Вскоре я поймал себя на размышлениях, что эту книгу, наверно, лучше подать не как автобиографическое признание (таковое оспорят многочисленные читатели – и враждебные, и сочувствующие, – усомнившись в его достоверности), не как историю, вся суть которой – в ее неправдоподобной правдивости, а – уверяя, будто я сам навоображал то, что щедро, безвозмездно подарила мне сверхизобретательная действительность – подать ее как вымысел, как прием с осознанным сновидением, латентное содержание которого автор выстроил так же умышленно, как и то, что показано в нем в открытую. Я даже мог отчетливо представить, что кучка умников сочтет «Операцию „Шейлок“», подаваемую как якобы роман, документальной хроникой галлюцинаций на хальционе (собственно, я и сам так думал во время одного из самых удивительных иерусалимских эпизодов – правда, недолго).
Почему бы не выкинуть этого Смайлсбургера из головы? Поскольку, сказал я себе, теперь, согласно указу моего королевского величества, его существование не более реально, чем все прочее, основательно подтвержденное на этих страницах, он все равно больше не сможет подтвердить факты, на которых основана книга. Опубликуй рукопись без купюр, без цензуры, опубликуй как есть, просто поместив в начале стандартный отказ от юридической ответственности, – и ты, скорее всего, обезоружишь все возражения, которые Смайлсбургер пожелал бы выдвинуть, получи он доступ к рукописи. Вдобавок ты избежишь встречи с «Моссадом», которая, возможно, не доставит тебе удовольствия. И – самое лучшее – ты спонтанно совершишь над телом своей книги священную шалость – литературное пресуществление, и подмененные элементы сохранят внешнее сходство с автобиографией, одновременно обретая потенциальные возможности романа. Максимум полсотни привычных слов – и все твои проблемы решены.
Эта книга – художественное произведение.
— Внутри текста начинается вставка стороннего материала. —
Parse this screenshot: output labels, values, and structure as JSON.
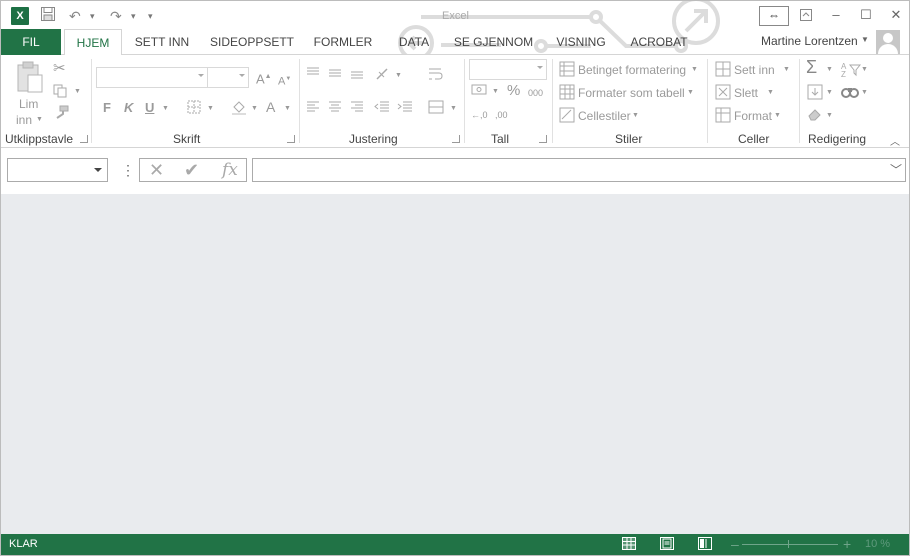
{
  "window": {
    "app_title": "Excel",
    "logo_text": "X",
    "qat": {
      "customize_glyph": "▾"
    }
  },
  "tabs": [
    {
      "label": "FIL"
    },
    {
      "label": "HJEM"
    },
    {
      "label": "SETT INN"
    },
    {
      "label": "SIDEOPPSETT"
    },
    {
      "label": "FORMLER"
    },
    {
      "label": "DATA"
    },
    {
      "label": "SE GJENNOM"
    },
    {
      "label": "VISNING"
    },
    {
      "label": "ACROBAT"
    }
  ],
  "user": {
    "name": "Martine Lorentzen"
  },
  "ribbon": {
    "groups": {
      "clipboard": "Utklippstavle",
      "font": "Skrift",
      "alignment": "Justering",
      "number": "Tall",
      "styles": "Stiler",
      "cells": "Celler",
      "editing": "Redigering"
    },
    "clipboard": {
      "paste_line1": "Lim",
      "paste_line2": "inn"
    },
    "font": {
      "bold": "F",
      "italic": "K",
      "underline": "U",
      "grow": "A",
      "shrink": "A",
      "color": "A"
    },
    "number": {
      "percent": "%",
      "thousands": "000",
      "inc_decimal": "←,0",
      "dec_decimal": ",00"
    },
    "styles": {
      "conditional": "Betinget formatering",
      "format_table": "Formater som tabell",
      "cell_styles": "Cellestiler"
    },
    "cells": {
      "insert": "Sett inn",
      "delete": "Slett",
      "format": "Format"
    },
    "editing": {
      "sum": "Σ"
    }
  },
  "formula_bar": {
    "name_box_value": "",
    "formula_value": "",
    "fx": "fx"
  },
  "status": {
    "ready": "KLAR",
    "zoom": "10 %"
  }
}
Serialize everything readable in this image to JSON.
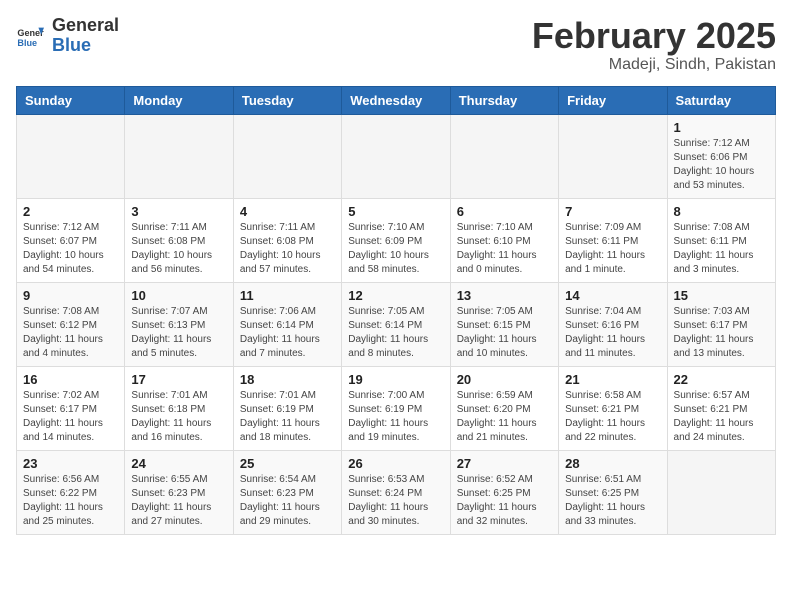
{
  "header": {
    "logo_general": "General",
    "logo_blue": "Blue",
    "month_title": "February 2025",
    "location": "Madeji, Sindh, Pakistan"
  },
  "days_of_week": [
    "Sunday",
    "Monday",
    "Tuesday",
    "Wednesday",
    "Thursday",
    "Friday",
    "Saturday"
  ],
  "weeks": [
    [
      {
        "day": "",
        "info": ""
      },
      {
        "day": "",
        "info": ""
      },
      {
        "day": "",
        "info": ""
      },
      {
        "day": "",
        "info": ""
      },
      {
        "day": "",
        "info": ""
      },
      {
        "day": "",
        "info": ""
      },
      {
        "day": "1",
        "info": "Sunrise: 7:12 AM\nSunset: 6:06 PM\nDaylight: 10 hours and 53 minutes."
      }
    ],
    [
      {
        "day": "2",
        "info": "Sunrise: 7:12 AM\nSunset: 6:07 PM\nDaylight: 10 hours and 54 minutes."
      },
      {
        "day": "3",
        "info": "Sunrise: 7:11 AM\nSunset: 6:08 PM\nDaylight: 10 hours and 56 minutes."
      },
      {
        "day": "4",
        "info": "Sunrise: 7:11 AM\nSunset: 6:08 PM\nDaylight: 10 hours and 57 minutes."
      },
      {
        "day": "5",
        "info": "Sunrise: 7:10 AM\nSunset: 6:09 PM\nDaylight: 10 hours and 58 minutes."
      },
      {
        "day": "6",
        "info": "Sunrise: 7:10 AM\nSunset: 6:10 PM\nDaylight: 11 hours and 0 minutes."
      },
      {
        "day": "7",
        "info": "Sunrise: 7:09 AM\nSunset: 6:11 PM\nDaylight: 11 hours and 1 minute."
      },
      {
        "day": "8",
        "info": "Sunrise: 7:08 AM\nSunset: 6:11 PM\nDaylight: 11 hours and 3 minutes."
      }
    ],
    [
      {
        "day": "9",
        "info": "Sunrise: 7:08 AM\nSunset: 6:12 PM\nDaylight: 11 hours and 4 minutes."
      },
      {
        "day": "10",
        "info": "Sunrise: 7:07 AM\nSunset: 6:13 PM\nDaylight: 11 hours and 5 minutes."
      },
      {
        "day": "11",
        "info": "Sunrise: 7:06 AM\nSunset: 6:14 PM\nDaylight: 11 hours and 7 minutes."
      },
      {
        "day": "12",
        "info": "Sunrise: 7:05 AM\nSunset: 6:14 PM\nDaylight: 11 hours and 8 minutes."
      },
      {
        "day": "13",
        "info": "Sunrise: 7:05 AM\nSunset: 6:15 PM\nDaylight: 11 hours and 10 minutes."
      },
      {
        "day": "14",
        "info": "Sunrise: 7:04 AM\nSunset: 6:16 PM\nDaylight: 11 hours and 11 minutes."
      },
      {
        "day": "15",
        "info": "Sunrise: 7:03 AM\nSunset: 6:17 PM\nDaylight: 11 hours and 13 minutes."
      }
    ],
    [
      {
        "day": "16",
        "info": "Sunrise: 7:02 AM\nSunset: 6:17 PM\nDaylight: 11 hours and 14 minutes."
      },
      {
        "day": "17",
        "info": "Sunrise: 7:01 AM\nSunset: 6:18 PM\nDaylight: 11 hours and 16 minutes."
      },
      {
        "day": "18",
        "info": "Sunrise: 7:01 AM\nSunset: 6:19 PM\nDaylight: 11 hours and 18 minutes."
      },
      {
        "day": "19",
        "info": "Sunrise: 7:00 AM\nSunset: 6:19 PM\nDaylight: 11 hours and 19 minutes."
      },
      {
        "day": "20",
        "info": "Sunrise: 6:59 AM\nSunset: 6:20 PM\nDaylight: 11 hours and 21 minutes."
      },
      {
        "day": "21",
        "info": "Sunrise: 6:58 AM\nSunset: 6:21 PM\nDaylight: 11 hours and 22 minutes."
      },
      {
        "day": "22",
        "info": "Sunrise: 6:57 AM\nSunset: 6:21 PM\nDaylight: 11 hours and 24 minutes."
      }
    ],
    [
      {
        "day": "23",
        "info": "Sunrise: 6:56 AM\nSunset: 6:22 PM\nDaylight: 11 hours and 25 minutes."
      },
      {
        "day": "24",
        "info": "Sunrise: 6:55 AM\nSunset: 6:23 PM\nDaylight: 11 hours and 27 minutes."
      },
      {
        "day": "25",
        "info": "Sunrise: 6:54 AM\nSunset: 6:23 PM\nDaylight: 11 hours and 29 minutes."
      },
      {
        "day": "26",
        "info": "Sunrise: 6:53 AM\nSunset: 6:24 PM\nDaylight: 11 hours and 30 minutes."
      },
      {
        "day": "27",
        "info": "Sunrise: 6:52 AM\nSunset: 6:25 PM\nDaylight: 11 hours and 32 minutes."
      },
      {
        "day": "28",
        "info": "Sunrise: 6:51 AM\nSunset: 6:25 PM\nDaylight: 11 hours and 33 minutes."
      },
      {
        "day": "",
        "info": ""
      }
    ]
  ]
}
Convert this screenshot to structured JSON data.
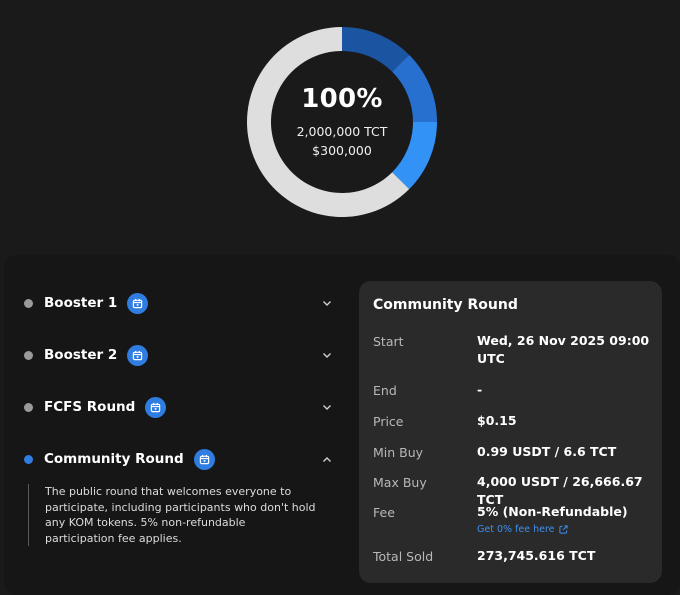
{
  "summary": {
    "percent": "100%",
    "tokens": "2,000,000 TCT",
    "usd": "$300,000",
    "segments": [
      {
        "round": "Booster 1",
        "share": 0.125,
        "color": "#1b54a0"
      },
      {
        "round": "Booster 2",
        "share": 0.125,
        "color": "#2870cf"
      },
      {
        "round": "FCFS Round",
        "share": 0.125,
        "color": "#3392f5"
      },
      {
        "round": "Community Round",
        "share": 0.625,
        "color": "#dedede"
      }
    ]
  },
  "rounds": [
    {
      "name": "Booster 1",
      "active": false,
      "expanded": false
    },
    {
      "name": "Booster 2",
      "active": false,
      "expanded": false
    },
    {
      "name": "FCFS Round",
      "active": false,
      "expanded": false
    },
    {
      "name": "Community Round",
      "active": true,
      "expanded": true,
      "description": "The public round that welcomes everyone to participate, including participants who don't hold any KOM tokens. 5% non-refundable participation fee applies."
    }
  ],
  "details": {
    "title": "Community Round",
    "start_label": "Start",
    "start_value": "Wed, 26 Nov 2025 09:00 UTC",
    "end_label": "End",
    "end_value": "-",
    "price_label": "Price",
    "price_value": "$0.15",
    "min_buy_label": "Min Buy",
    "min_buy_value": "0.99 USDT / 6.6 TCT",
    "max_buy_label": "Max Buy",
    "max_buy_value": "4,000 USDT / 26,666.67 TCT",
    "fee_label": "Fee",
    "fee_value": "5% (Non-Refundable)",
    "fee_link": "Get 0% fee here",
    "sold_label": "Total Sold",
    "sold_value": "273,745.616 TCT"
  },
  "icons": {
    "round_icon": "calendar-icon",
    "collapsed_icon": "chevron-down-icon",
    "expanded_icon": "chevron-up-icon",
    "link_icon": "external-link-icon"
  },
  "colors": {
    "accent": "#2f7de1",
    "link": "#3d8ff0",
    "inactive_dot": "#9a9a9a"
  }
}
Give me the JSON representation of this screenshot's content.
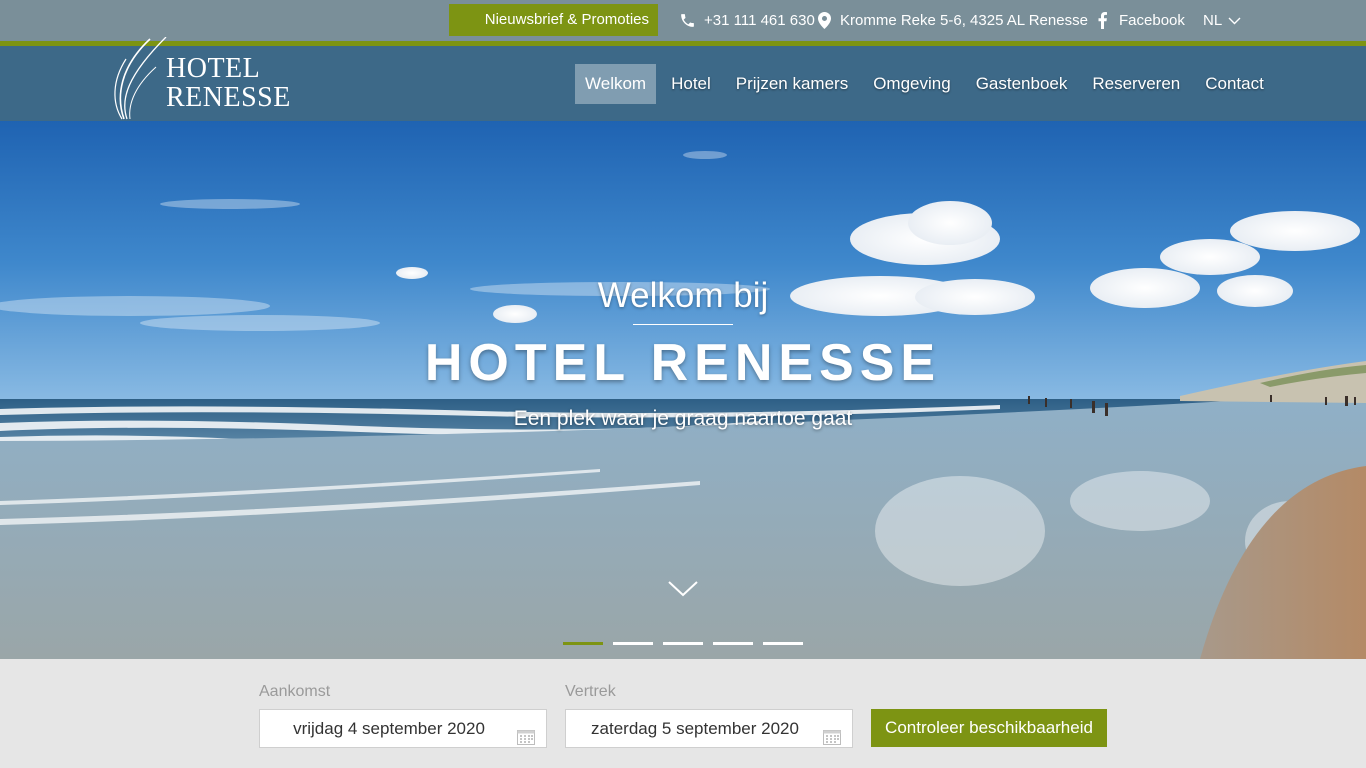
{
  "topbar": {
    "newsletter": "Nieuwsbrief & Promoties",
    "phone": "+31 111 461 630",
    "address": "Kromme Reke 5-6, 4325 AL Renesse",
    "facebook": "Facebook",
    "language": "NL",
    "icons": [
      "phone-icon",
      "map-pin-icon",
      "facebook-icon",
      "chevron-down-icon"
    ]
  },
  "logo": {
    "line1": "HOTEL",
    "line2": "RENESSE"
  },
  "nav": {
    "items": [
      "Welkom",
      "Hotel",
      "Prijzen kamers",
      "Omgeving",
      "Gastenboek",
      "Reserveren",
      "Contact"
    ],
    "active": "Welkom"
  },
  "hero": {
    "kicker": "Welkom bij",
    "title": "HOTEL RENESSE",
    "subtitle": "Een plek waar je graag naartoe gaat",
    "slides_total": 5,
    "slide_active": 1
  },
  "booking": {
    "arrival_label": "Aankomst",
    "arrival_value": "vrijdag 4 september 2020",
    "departure_label": "Vertrek",
    "departure_value": "zaterdag 5 september 2020",
    "check_button": "Controleer beschikbaarheid"
  },
  "colors": {
    "accent_green": "#7d9413",
    "nav_blue": "#3d6988",
    "topbar_grey": "#7a8f99"
  }
}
Названия, персонажи, места и события либо рождены воображением автора, либо подчинены задачам литературного вымысла. Любое сходство с реальными событиями и местами, а также с живыми либо покойными людьми, – просто случайное совпадение.
Да, достаточно предпослать книге эти три стереотипные фразы, и я не только удовлетворю требования Смайлсбургера, но также раз и навсегда покажу Пипику, где раки зимуют. Не могу дождаться, когда этот вор раскроет книгу и обнаружит, что я стибрил его эстрадный номер! Самая уместная в своем садизме месть! Но, конечно, для этого нужно, чтобы Пипик дожил до этого момента и смог во всей полноте страдания ощутить, как я его съел с потрохами.
Я понятия не имел, что сталось с Пипиком: после тех нескольких дней в Иерусалиме он и сам не подавал вестей, и про него ничего не было слышно; я даже подумал, уж не умер ли он. Иногда я пытался себе внушить – не имея никаких доказательств, кроме его отсутствия, – что Пипика и вправду прикончила опухоль. Даже сочинил сценарий об обстоятельствах его ухода из жизни – под стать тому откровенно патологическому сценарию, согласно которому, по моим предположениям, эта жизнь катилась. Специально велел себе доработать те скрытые кровожадные фантазии, которые часто обуревают нас в приступе ярости, но обычно изобилуют беспочвенными надеждами, не гарантирующими вожделенную уверенность. Мне требовалось, чтобы его кончина была не более, но и не менее невероятной, чем все прочее вранье, которое он олицетворял, – только так, навеки освободившись от его вмешательства, я смог бы жить дальше и описать произошедшее правдиво, не опасаясь, что издание книги станет приглашением к визиту, еще более ужасному для меня, чем преждевременно прерванный дебют Пипика в Иерусалиме.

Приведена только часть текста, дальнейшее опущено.